Trouvez la clé ! Les Deads Drops s’invitent dans l’espace urbain


    Les murs ont-ils des oreilles ? Pas encore. Mais certains contiennent des fichiers informatiques à partager (film, musique, photos,…) grâce aux Dead Drops, ces « boîtes aux lettres mortes ». Utilisée depuis les années 60 par les services secrets pour l’échange de données sensibles, la Dead drop a été remis au goût du jour par un artiste berlinois Aram Bartholl en résidence à New York à l’automne 2010.
      Après avoir installé sa première clé USB à Brooklyn, le concept a séduit en Europe puis conquis le monde.

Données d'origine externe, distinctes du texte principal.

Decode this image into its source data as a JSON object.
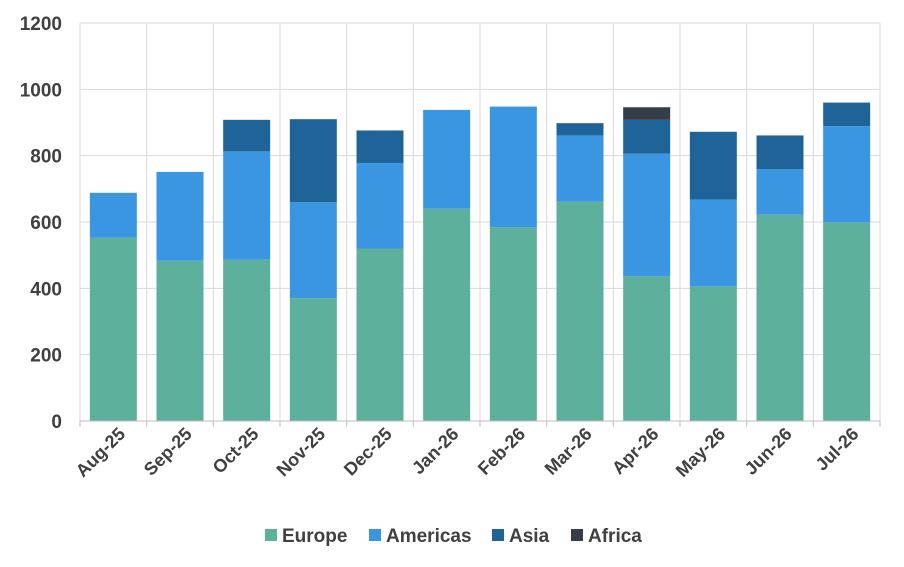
{
  "chart_data": {
    "type": "bar",
    "stacked": true,
    "categories": [
      "Aug-25",
      "Sep-25",
      "Oct-25",
      "Nov-25",
      "Dec-25",
      "Jan-26",
      "Feb-26",
      "Mar-26",
      "Apr-26",
      "May-26",
      "Jun-26",
      "Jul-26"
    ],
    "series": [
      {
        "name": "Europe",
        "color": "#5db09b",
        "values": [
          553,
          483,
          486,
          370,
          520,
          640,
          584,
          661,
          437,
          406,
          622,
          599
        ]
      },
      {
        "name": "Americas",
        "color": "#3a96e1",
        "values": [
          135,
          268,
          327,
          290,
          258,
          298,
          364,
          200,
          369,
          262,
          137,
          290
        ]
      },
      {
        "name": "Asia",
        "color": "#1f6499",
        "values": [
          0,
          0,
          95,
          250,
          98,
          0,
          0,
          37,
          102,
          204,
          102,
          71
        ]
      },
      {
        "name": "Africa",
        "color": "#353d48",
        "values": [
          0,
          0,
          0,
          0,
          0,
          0,
          0,
          0,
          38,
          0,
          0,
          0
        ]
      }
    ],
    "yticks": [
      "0",
      "200",
      "400",
      "600",
      "800",
      "1000",
      "1200"
    ],
    "ylim": [
      0,
      1200
    ],
    "grid": true,
    "legend_position": "bottom"
  }
}
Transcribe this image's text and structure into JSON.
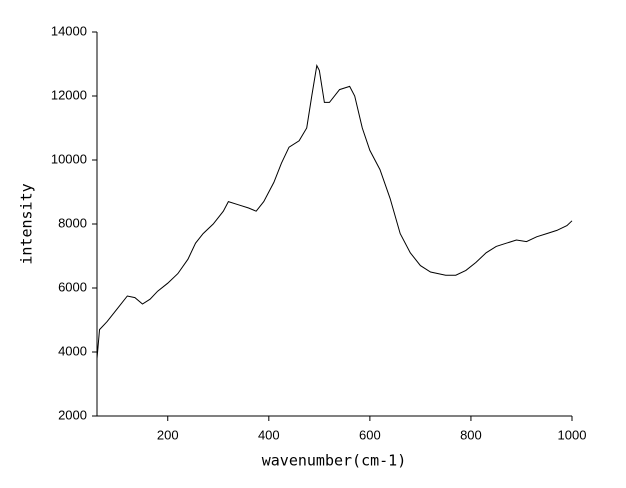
{
  "chart_data": {
    "type": "line",
    "x_label": "wavenumber(cm-1)",
    "y_label": "intensity",
    "color": "#000000",
    "x": [
      60,
      65,
      80,
      100,
      120,
      135,
      150,
      165,
      180,
      200,
      220,
      240,
      255,
      270,
      290,
      310,
      320,
      340,
      360,
      375,
      390,
      410,
      425,
      440,
      460,
      475,
      485,
      495,
      500,
      510,
      520,
      540,
      560,
      570,
      585,
      600,
      620,
      640,
      660,
      680,
      700,
      720,
      750,
      770,
      790,
      810,
      830,
      850,
      870,
      890,
      910,
      930,
      950,
      970,
      990,
      1000
    ],
    "values": [
      3800,
      4700,
      4950,
      5350,
      5750,
      5700,
      5500,
      5650,
      5900,
      6150,
      6450,
      6900,
      7400,
      7700,
      8000,
      8400,
      8700,
      8600,
      8500,
      8400,
      8700,
      9300,
      9900,
      10400,
      10600,
      11000,
      12000,
      12950,
      12800,
      11800,
      11800,
      12200,
      12300,
      12000,
      11000,
      10300,
      9700,
      8800,
      7700,
      7100,
      6700,
      6500,
      6400,
      6400,
      6550,
      6800,
      7100,
      7300,
      7400,
      7500,
      7450,
      7600,
      7700,
      7800,
      7950,
      8100
    ],
    "xlim": [
      60,
      1000
    ],
    "xticks": [
      200,
      400,
      600,
      800,
      1000
    ],
    "ylim": [
      2000,
      14000
    ],
    "yticks": [
      2000,
      4000,
      6000,
      8000,
      10000,
      12000,
      14000
    ]
  }
}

De Paris à Belgrade en passant par l’Australie, n’importe qui peut  installer une clé : il suffit de cimenter la clé USB dans un mur, un poteau ou un arbre de l’espace public. L’endroit choisi doit être accessibles à tous. Puis, chacun peut y déposer ou récupérer des données de manière anonyme en connectant son ordinateur portable.

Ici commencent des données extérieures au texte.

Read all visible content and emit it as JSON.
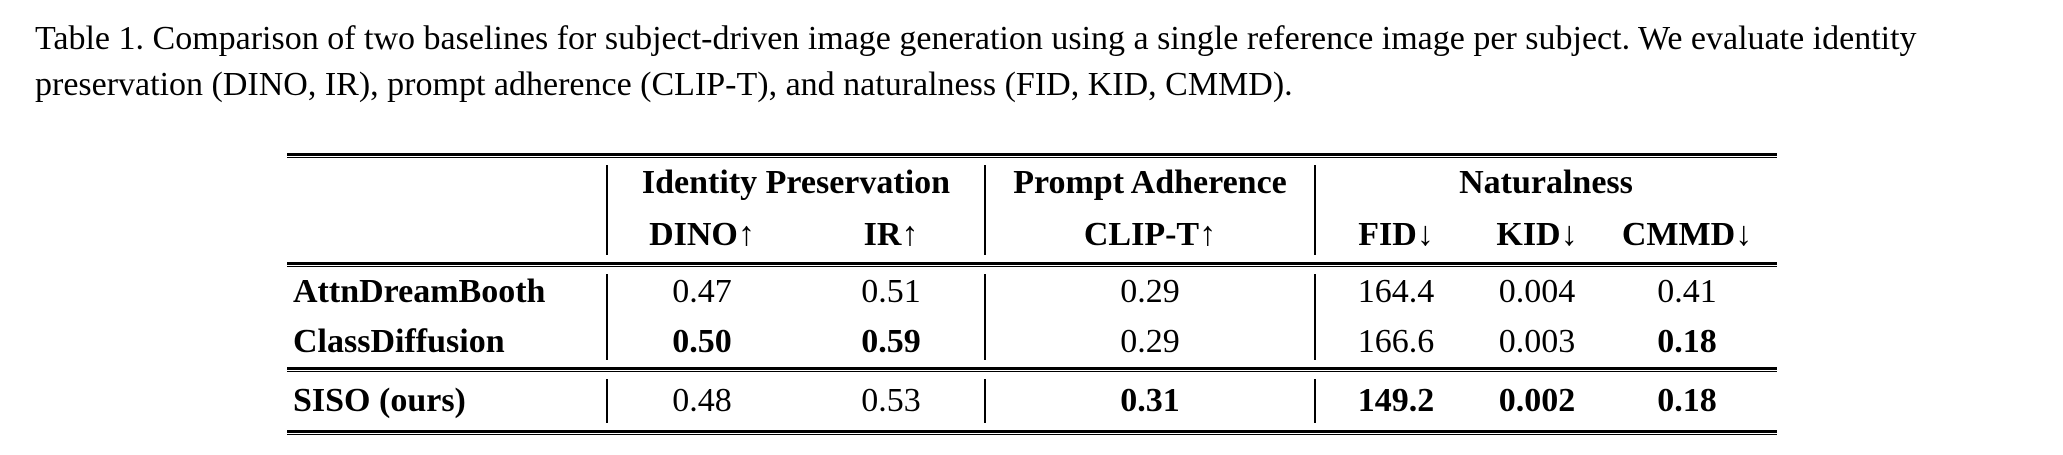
{
  "caption": {
    "lines": [
      "Table 1. Comparison of two baselines for subject-driven image generation using a single reference image per subject. We evaluate identity",
      "preservation (DINO, IR), prompt adherence (CLIP-T), and naturalness (FID, KID, CMMD)."
    ]
  },
  "table": {
    "group_headers": [
      {
        "label": "Identity Preservation"
      },
      {
        "label": "Prompt Adherence"
      },
      {
        "label": "Naturalness"
      }
    ],
    "column_headers": [
      "DINO↑",
      "IR↑",
      "CLIP-T↑",
      "FID↓",
      "KID↓",
      "CMMD↓"
    ],
    "rows": [
      {
        "name": "AttnDreamBooth",
        "values": [
          "0.47",
          "0.51",
          "0.29",
          "164.4",
          "0.004",
          "0.41"
        ],
        "bold": [
          false,
          false,
          false,
          false,
          false,
          false
        ]
      },
      {
        "name": "ClassDiffusion",
        "values": [
          "0.50",
          "0.59",
          "0.29",
          "166.6",
          "0.003",
          "0.18"
        ],
        "bold": [
          true,
          true,
          false,
          false,
          false,
          true
        ]
      },
      {
        "name": "SISO (ours)",
        "values": [
          "0.48",
          "0.53",
          "0.31",
          "149.2",
          "0.002",
          "0.18"
        ],
        "bold": [
          false,
          false,
          true,
          true,
          true,
          true
        ]
      }
    ],
    "colors": {
      "text": "#000000",
      "background": "#ffffff",
      "rule": "#000000"
    }
  }
}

Aram Bartholl, avec la première clé installée à Brooklyn
     Avec le développement d’internet, quel peut bien être l’intérêt de faire de la rue la nouvelle plateforme de partage et de connexion entre des individus ? Tout simplement pour éviter le contrôle de la cyberpolice sur l’échange de données. Et parce que c’est insolite et décalé, en donnant une fonction supplémentaire à la rue ! Les Dead Drops ne peuvent toutefois pas se passer complètement du virtuel. C’est sur le web qu’elles sont répertoriées. Elles sont impossibles à trouver par hasard, elles se fondent dans l’espace urbain. Pour l’instant, l’expérience en tant que telle est plus intéressante que les données effectivement disponibles sur les clés. Décidément, on a pas fini de jouer avec la ville.